Nom Nom has many winners on its menu, starting with the star anise-flavoured chilli sauce that arrives at your table even before you place your food order, dim sum sexed up with Japanese spices and even cheddar cheese, sinus-clearing Chinese mustard prawns (a fiery alternative to the standard-issue wasabi prawns), the banana leaf-wrapped steamed basa (Parsi patrani machchi meets Chinese spicing) served with prawn crackers tossed in sweet chilli sauce, and for dessert, Ciroc’s coconut-flavoured vodka jelly with caramelised rambutan and pina colada sauce. The restaurant’s circulating ‘tea book’ with 50 tea bag options is from Basilur, the purveyors of “pure Ceylon tea”.
“We have gone creative with our desserts. Darsan has been done to death,” says Karmokar. “Fun Asian”, he declares, is the way forward for a market saturated with Cantonese options. “Restaurants in China have taken fun to another level,” Karmokar says. “Shanghai consumes more Chivas than the whole of India. It’s time we too learnt to live the good life.” To drive home the idea of unalloyed fun, the music at Nom Nom will be pumped up after 10:30 p.m. and Friday nights will be designated ‘Chow Nights’ after the Hangover character Leslie Chow, played by Korean American comedian Ken Jeong. The prices, Karmokar assures us, will be reasonable. “We don’t want to price ourselves out of business,” he says, adding that he expects the average check per person to be Rs 1,200 with taxes and service charge, but minus alcohol. The soups, for instance, are priced at Rs 270.
It’s been an arduous yet rewarding journey for Karmokar. “What pulled me into the hospitality industry was the glamour,” says the 41-year-old whose father is in the jewellery business, and at 70, still insists on being driven in his Ambassador to the fish market at Vasai at 4:30 a.m. to be able to get the fresh catch. Karmokar remembers the time when he was a hotel management student doubling as a waiter at a party at The Taj Mahal Hotel. A friend of his father’s who was at the party looked very concerned on seeing Dharmesh. “Beta, ghar mein sab theek hai na?” he asked the young man. Those were the days when a career in the hospitality sector was frowned upon by the older generation.
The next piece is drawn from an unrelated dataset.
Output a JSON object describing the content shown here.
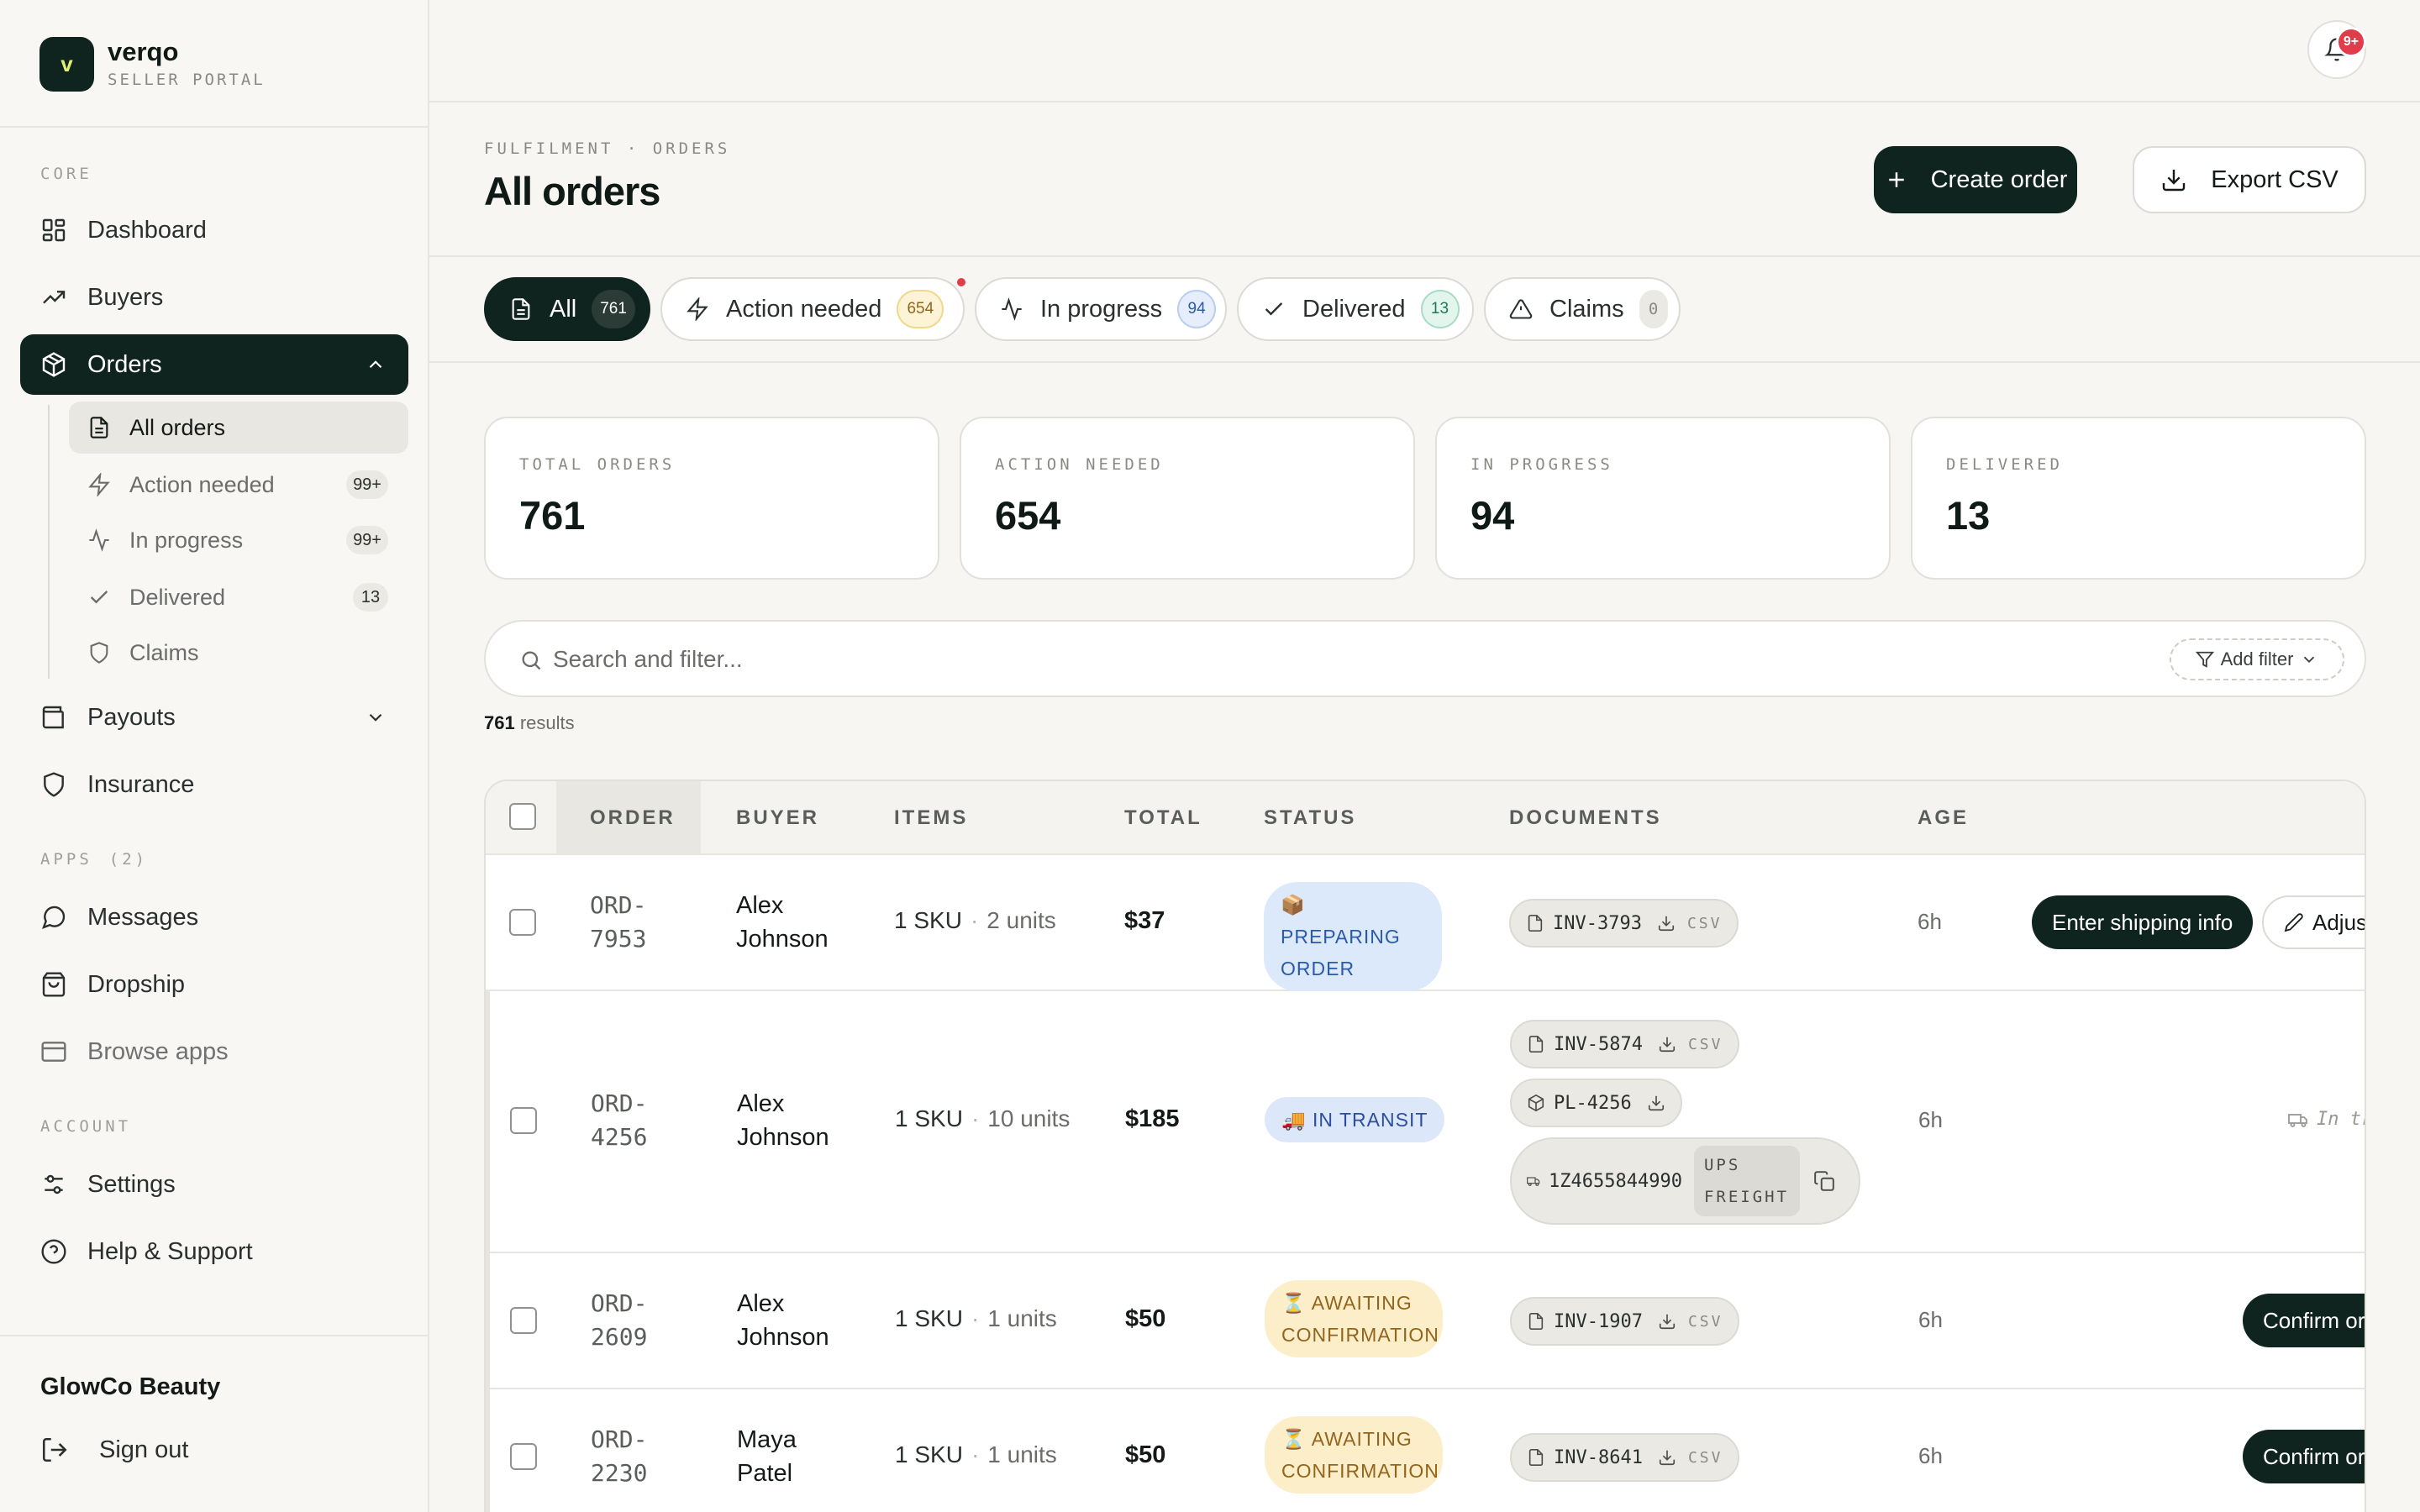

Having been groomed at Dadar by the likes of Chef Vernon Coelho, Karmokar started his career at the Taj when three industry stalwarts of today held key positions in the iconic hotel — Subir Bhowmick (Area Director of the Taj Hotels in Hyderabad) was the general manager; Farhat Jamal (Area General Manager of the Shangri-La Hotel, Mumbai), the F&B manager; and Raman Mehra (CEO, Graviss Hospitality), the banquet manager.
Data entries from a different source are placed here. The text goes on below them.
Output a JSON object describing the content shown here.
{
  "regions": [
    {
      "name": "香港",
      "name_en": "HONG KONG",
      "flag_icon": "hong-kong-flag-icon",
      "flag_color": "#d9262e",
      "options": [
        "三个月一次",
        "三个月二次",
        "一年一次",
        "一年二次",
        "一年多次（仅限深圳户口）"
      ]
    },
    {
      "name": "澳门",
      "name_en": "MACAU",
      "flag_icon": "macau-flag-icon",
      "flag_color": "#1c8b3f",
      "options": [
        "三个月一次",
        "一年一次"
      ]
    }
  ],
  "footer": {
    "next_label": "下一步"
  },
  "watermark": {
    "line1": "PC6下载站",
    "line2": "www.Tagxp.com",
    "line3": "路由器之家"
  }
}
Post-Taj, Karmokar joined Farrokh Khambata’s catering company Flavours (and that was when he came in touch with AD Singh and Rahul Akerkar), sold Apple Computers for six months, joined Riyaz Amlani’s fledgling company and took Mocha from one to 16 outlets, worked with serial restaurateur Sanjay Narang, whom he describes as the “smartest businessman in the hospitality industry”, launched the Gloria Jean coffee chain for Micky Jagtiani, who owns the Dubai-based Landmark retail stores group, and Kapil Wadhawan’s Dish Hospitality, which has had a good and bad run with brands of wavering fortunes such The Tasty Tangles and Cinnabon.
“When you’re doing business, you’ve got to be successful,” Karmokar says at one stage of our conversation. So far he hasn’t done anything to suggest otherwise.